La fábula inspiradora tiene por nombre esta vez Belleza oculta, se estrena este viernes en los cines españoles y ha contado como director con David Frankel, un eficaz profesional tan resolutivo como impersonal. A Will Smith le acompaña en esta ocasión un reparto de esos que pueden considerarse irrepetibles, con actores de la talla de Helen Mirren, Kate Winslet, Edward Norton, Keira Knightley, Michael Peña, Naomie Harris y Jacob Latimore. Todos al servicio de un argumento que bebe de las raíces de Frank Capra pero que carece del fino talento del maestro del cine clásico.

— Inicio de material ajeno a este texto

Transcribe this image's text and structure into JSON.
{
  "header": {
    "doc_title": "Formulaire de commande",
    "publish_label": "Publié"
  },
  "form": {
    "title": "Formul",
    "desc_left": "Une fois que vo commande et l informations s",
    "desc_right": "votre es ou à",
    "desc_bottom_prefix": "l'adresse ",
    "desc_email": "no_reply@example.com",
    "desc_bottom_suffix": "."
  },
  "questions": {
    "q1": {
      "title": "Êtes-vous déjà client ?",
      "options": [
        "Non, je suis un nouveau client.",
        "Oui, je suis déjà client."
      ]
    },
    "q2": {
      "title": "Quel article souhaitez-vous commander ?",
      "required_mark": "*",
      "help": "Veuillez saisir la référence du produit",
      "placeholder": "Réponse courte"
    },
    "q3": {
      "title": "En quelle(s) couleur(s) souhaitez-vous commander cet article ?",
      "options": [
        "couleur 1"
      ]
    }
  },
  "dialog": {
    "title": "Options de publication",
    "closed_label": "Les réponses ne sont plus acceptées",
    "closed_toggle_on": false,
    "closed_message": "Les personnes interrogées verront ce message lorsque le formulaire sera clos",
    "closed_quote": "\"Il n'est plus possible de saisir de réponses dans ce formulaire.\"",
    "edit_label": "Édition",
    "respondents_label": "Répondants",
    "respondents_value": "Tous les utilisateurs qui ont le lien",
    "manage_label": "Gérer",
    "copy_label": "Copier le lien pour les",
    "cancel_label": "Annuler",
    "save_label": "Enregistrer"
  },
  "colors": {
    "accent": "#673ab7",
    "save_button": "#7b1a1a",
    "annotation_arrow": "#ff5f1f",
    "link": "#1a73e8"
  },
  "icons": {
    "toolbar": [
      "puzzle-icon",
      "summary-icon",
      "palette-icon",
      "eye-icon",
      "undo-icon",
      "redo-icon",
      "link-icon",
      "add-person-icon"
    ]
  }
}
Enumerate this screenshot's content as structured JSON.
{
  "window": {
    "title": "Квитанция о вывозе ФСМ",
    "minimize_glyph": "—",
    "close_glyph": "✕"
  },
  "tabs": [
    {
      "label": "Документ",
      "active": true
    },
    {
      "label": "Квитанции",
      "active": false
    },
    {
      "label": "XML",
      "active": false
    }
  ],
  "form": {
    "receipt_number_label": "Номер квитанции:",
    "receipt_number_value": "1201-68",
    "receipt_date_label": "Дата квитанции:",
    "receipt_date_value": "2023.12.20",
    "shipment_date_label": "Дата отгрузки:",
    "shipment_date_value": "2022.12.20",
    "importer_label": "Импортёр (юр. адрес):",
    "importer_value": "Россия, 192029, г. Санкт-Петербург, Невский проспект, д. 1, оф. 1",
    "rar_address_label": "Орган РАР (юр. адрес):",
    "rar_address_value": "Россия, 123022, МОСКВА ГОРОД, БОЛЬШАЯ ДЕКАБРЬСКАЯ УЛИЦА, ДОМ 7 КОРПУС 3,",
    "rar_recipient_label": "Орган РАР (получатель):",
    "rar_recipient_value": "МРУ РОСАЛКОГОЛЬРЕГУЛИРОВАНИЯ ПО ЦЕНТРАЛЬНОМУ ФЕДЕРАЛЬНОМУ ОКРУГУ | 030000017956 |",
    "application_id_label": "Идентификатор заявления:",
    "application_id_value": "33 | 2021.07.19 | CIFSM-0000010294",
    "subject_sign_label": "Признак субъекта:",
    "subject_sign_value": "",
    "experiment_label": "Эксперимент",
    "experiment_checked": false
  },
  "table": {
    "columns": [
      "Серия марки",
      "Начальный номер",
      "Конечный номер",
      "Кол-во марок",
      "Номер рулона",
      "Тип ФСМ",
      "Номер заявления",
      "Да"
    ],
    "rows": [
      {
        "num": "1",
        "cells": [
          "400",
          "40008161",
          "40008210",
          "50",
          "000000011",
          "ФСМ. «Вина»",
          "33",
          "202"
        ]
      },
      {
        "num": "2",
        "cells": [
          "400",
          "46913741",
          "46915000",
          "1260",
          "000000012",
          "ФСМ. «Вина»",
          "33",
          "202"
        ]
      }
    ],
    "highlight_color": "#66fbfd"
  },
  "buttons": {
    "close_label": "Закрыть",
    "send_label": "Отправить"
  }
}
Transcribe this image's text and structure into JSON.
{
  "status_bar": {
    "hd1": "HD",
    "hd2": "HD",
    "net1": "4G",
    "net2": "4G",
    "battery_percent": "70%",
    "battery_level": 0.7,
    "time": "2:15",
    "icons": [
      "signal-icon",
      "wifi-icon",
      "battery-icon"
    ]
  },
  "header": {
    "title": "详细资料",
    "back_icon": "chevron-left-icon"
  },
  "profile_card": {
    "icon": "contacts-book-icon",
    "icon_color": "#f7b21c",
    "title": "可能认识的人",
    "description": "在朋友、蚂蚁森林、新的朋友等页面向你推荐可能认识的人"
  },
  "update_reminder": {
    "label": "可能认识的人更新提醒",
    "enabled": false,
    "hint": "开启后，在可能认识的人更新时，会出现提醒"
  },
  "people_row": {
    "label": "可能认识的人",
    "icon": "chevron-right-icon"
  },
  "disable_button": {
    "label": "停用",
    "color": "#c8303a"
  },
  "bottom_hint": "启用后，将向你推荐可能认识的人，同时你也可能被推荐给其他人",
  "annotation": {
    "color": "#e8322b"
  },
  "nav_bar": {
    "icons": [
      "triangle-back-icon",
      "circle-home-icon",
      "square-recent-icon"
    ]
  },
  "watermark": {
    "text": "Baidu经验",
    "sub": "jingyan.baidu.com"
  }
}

La historia se centra en un exitoso publicista neoyorquino (Smith) quien tras la pérdida de su hija ha entrado en una profunda depresión que está afectando a su vida profesional. Durante este periodo de confusión, el personaje de Smith, obsesionado por lo sucedido, comienza a escribir cartas a las tres figuras que considera fundamentales en cualquier vida: Tiempo, Amor y Muerte. La gracia del asunto es que los tres comienzan a responderle. El Tiempo, el Amor y la Muerte se presentan en su vida y se convertirán en los guías que le permitirán salir del túnel en el que se halla.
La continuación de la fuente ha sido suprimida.